En termes de surfaces construites, la préfabrication est la plus utilisée des techniques, et ce pour des bâtiments de toutes tailles. Isolés et fermés en atelier, les murs caissons sont ensuite levés en quelques jours sur le chantier.
"Les PME et même des TPE de 5-6 personnes sont outillées pour ce type de mise en œuvre en atelier, qui permet de s’affranchir des intempéries et de travailler plus confortablement", indique Gabriel Martinez, qui insiste : "le seul impératif est que les caissons ne soient pas exposés à la pluie entre le déchargement et la finalisation de l’étanchéité du toit. Le mur mouillé est le sinistre le plus courant et il est lié à un manque de formation des poseurs ou au mauvais phasage d’un chantier découpé en lots."
Les caissons peuvent aussi être transportés sur site, ouverts sur une face simplement bâchée, s’ils doivent recevoir un enduit terre ou chaux sur chantier. "Cette technique reste minoritaire car plus onéreuse que la filière sèche, mais la finition enduit intérieur ou extérieur respirant apporte un confort appréciable, par la régulation de l’humidité, de la température, et cette option offre aussi une meilleure isolation phonique."
Si la fabrication in situ perd du terrain, elle reste toutefois bien représentée dans la construction de maisons individuelles et bâtiments jusqu’à 400 m².
Les murs ossature bois sont contreventés et les bottes sont insérées avant fermeture de l’enveloppe.
Caissons ouvert en attente d'asssermblage et de pose d'enduit sur site. (©AZCA)
Les ouvrages en paille porteuse sont construits selon la technique du Nebraska (née dans les années 1880 aux Etats-Unis), ou suivant des modes constructifs qui en dérivent. Les murs sont composés de bottes de paille empilées en quinconce, sanglées ou non mais toujours comprimées entre les lisses basses et les lisses hautes (murs à isolation répartie), en suivant quelques principes fondamentaux (densité des bottes, épaisseur et hauteur du mur, répartition du poids de la toiture, dimensions des ouvertures, météo, etc.).
Les constructions actuelles panachent murs en paille porteuse et murs à ossature bois-remplissage paille. Assez peu communes, ces constructions relèvent pour beaucoup de l’auto-construction, mais des bâtiments d’ampleur existent toutefois, dont certains sont publics.
Centre de loisirs J. Chirac à Rosny-sous-bois (© P. Arcadius Quillet – Rosny)
Autre technique, hors règles professionnelles pour l’instant, l’isolation thermique par l’extérieur (ITE) avec des bottes de paille est une alternative très intéressante pour les projets de rénovation immobilière, notamment du parc social. "Certains acteurs de la filière souhaitent développer cet usage à grande échelle.
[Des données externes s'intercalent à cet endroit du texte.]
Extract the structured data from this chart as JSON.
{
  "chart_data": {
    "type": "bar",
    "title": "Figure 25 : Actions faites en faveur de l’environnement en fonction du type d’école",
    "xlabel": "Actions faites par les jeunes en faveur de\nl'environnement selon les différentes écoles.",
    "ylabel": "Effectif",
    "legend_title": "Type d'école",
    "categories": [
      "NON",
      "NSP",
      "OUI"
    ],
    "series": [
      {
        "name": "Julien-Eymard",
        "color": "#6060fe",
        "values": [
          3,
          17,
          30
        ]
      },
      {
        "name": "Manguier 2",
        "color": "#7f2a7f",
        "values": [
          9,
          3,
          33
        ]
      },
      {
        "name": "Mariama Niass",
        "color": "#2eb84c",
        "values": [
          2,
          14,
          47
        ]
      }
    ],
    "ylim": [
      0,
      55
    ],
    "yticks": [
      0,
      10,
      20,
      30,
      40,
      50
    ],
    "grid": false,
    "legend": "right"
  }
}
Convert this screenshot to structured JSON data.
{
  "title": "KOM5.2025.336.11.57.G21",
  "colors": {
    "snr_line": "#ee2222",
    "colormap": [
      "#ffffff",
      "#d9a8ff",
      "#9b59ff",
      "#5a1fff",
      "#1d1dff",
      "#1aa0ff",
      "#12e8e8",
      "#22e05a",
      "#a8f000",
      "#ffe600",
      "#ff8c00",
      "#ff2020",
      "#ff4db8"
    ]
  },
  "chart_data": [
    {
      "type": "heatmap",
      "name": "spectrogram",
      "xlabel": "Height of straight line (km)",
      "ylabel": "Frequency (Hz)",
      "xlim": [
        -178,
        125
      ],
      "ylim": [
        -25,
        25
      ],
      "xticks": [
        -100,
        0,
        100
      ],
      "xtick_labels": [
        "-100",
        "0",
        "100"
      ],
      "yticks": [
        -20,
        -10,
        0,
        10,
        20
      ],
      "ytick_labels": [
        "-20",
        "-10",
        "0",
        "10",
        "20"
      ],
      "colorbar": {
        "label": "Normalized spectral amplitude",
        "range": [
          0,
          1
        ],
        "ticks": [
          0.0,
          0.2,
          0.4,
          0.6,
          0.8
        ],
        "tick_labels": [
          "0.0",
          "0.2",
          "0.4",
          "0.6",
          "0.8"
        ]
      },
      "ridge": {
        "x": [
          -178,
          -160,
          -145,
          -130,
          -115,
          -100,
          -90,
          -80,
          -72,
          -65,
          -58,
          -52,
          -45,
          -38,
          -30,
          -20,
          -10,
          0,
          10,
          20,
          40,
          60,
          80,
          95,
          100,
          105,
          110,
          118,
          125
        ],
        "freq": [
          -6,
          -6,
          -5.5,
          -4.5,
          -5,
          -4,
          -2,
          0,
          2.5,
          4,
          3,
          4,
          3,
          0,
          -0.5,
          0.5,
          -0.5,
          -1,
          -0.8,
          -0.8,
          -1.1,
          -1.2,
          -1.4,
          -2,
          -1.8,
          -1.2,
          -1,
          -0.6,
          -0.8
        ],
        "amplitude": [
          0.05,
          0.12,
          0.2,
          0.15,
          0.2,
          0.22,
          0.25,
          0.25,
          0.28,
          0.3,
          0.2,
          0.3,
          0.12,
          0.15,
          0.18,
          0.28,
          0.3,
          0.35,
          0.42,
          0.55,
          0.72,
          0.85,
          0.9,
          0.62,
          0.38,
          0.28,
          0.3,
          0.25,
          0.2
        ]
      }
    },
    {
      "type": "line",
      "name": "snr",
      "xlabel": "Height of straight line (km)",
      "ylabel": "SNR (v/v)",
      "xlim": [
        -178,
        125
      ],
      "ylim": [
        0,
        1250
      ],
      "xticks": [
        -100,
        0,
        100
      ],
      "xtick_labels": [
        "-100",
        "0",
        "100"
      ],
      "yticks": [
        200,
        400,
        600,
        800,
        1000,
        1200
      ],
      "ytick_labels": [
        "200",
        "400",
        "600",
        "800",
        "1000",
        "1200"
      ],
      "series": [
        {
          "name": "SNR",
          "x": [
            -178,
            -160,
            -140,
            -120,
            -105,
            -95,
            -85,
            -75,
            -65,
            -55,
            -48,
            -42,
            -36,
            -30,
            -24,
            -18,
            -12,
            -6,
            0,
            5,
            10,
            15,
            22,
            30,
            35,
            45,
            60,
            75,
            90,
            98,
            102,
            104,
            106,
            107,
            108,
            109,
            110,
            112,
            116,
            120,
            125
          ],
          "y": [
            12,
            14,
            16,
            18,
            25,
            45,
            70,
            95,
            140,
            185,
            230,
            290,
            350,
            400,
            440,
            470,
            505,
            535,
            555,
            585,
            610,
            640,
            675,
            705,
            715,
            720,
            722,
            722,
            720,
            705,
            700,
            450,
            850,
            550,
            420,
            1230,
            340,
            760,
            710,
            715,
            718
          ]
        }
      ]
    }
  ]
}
L’opération du 132 rue de la Convention, avec l’isolation d’un immeuble de huit niveaux dans le XVe arrondissement de Paris pour le bailleur Paris Habitat, est un exemple qui a fait mouche."
Bien que le coût d’une isolation thermique par l’extérieur en paille soit supérieur aux solutions conventionnelles (polystyrène ou laine minérale), la technique devient concurrentielle si l’on estime le coût global sur le long terme. "Les règles pro pour l’ITE sont très avancées. Le texte devrait être achevé dans les trois ans qui viennent. Elles seront illustrées par des retours d’expérience. Nous avons recensé une quarantaine d’opérations mais ce n’est encore que très partiel. Il s’agit de maisons individuelles et de bâtiments de grande ampleur, jusqu’à R+7. Et nous aurons des tests en laboratoire sur la tenue mécanique, notamment", assure Gabriel Martinez.
Les appels d’offres publics en 2022 affichent 76 “travaux” stipulant la paille, toutes techniques confondues.
La paille peut aussi, à la façon de la ouate de cellulose, être hachée et insufflée dans des caissons. "Cette initiative de la coopérative de La Tricherie, dans la Vienne, et de la SCIC ielo, dans le Limousin, est testée dans divers bâtiments en cours de projet, et une démarche de normalisation a été engagée pour obtenir un avis technique. Cela a notamment comme avantage d’utiliser de la paille dans toutes les épaisseurs d’ossature", signale Gabriel Martinez, qui précise par ailleurs que le coefficient de conductivité thermique calculé de la paille hachée est meilleur que le lambda moyen de la botte de paille (λ de 0,052 W/mK), à densité identique des deux produits (pour des raisons de conditions de réalisation des échantillons d’une part, et parce que pour les bottes, produit non normalisé, la valeur calculée est majorée de 20 %). Une solution à suivre, donc.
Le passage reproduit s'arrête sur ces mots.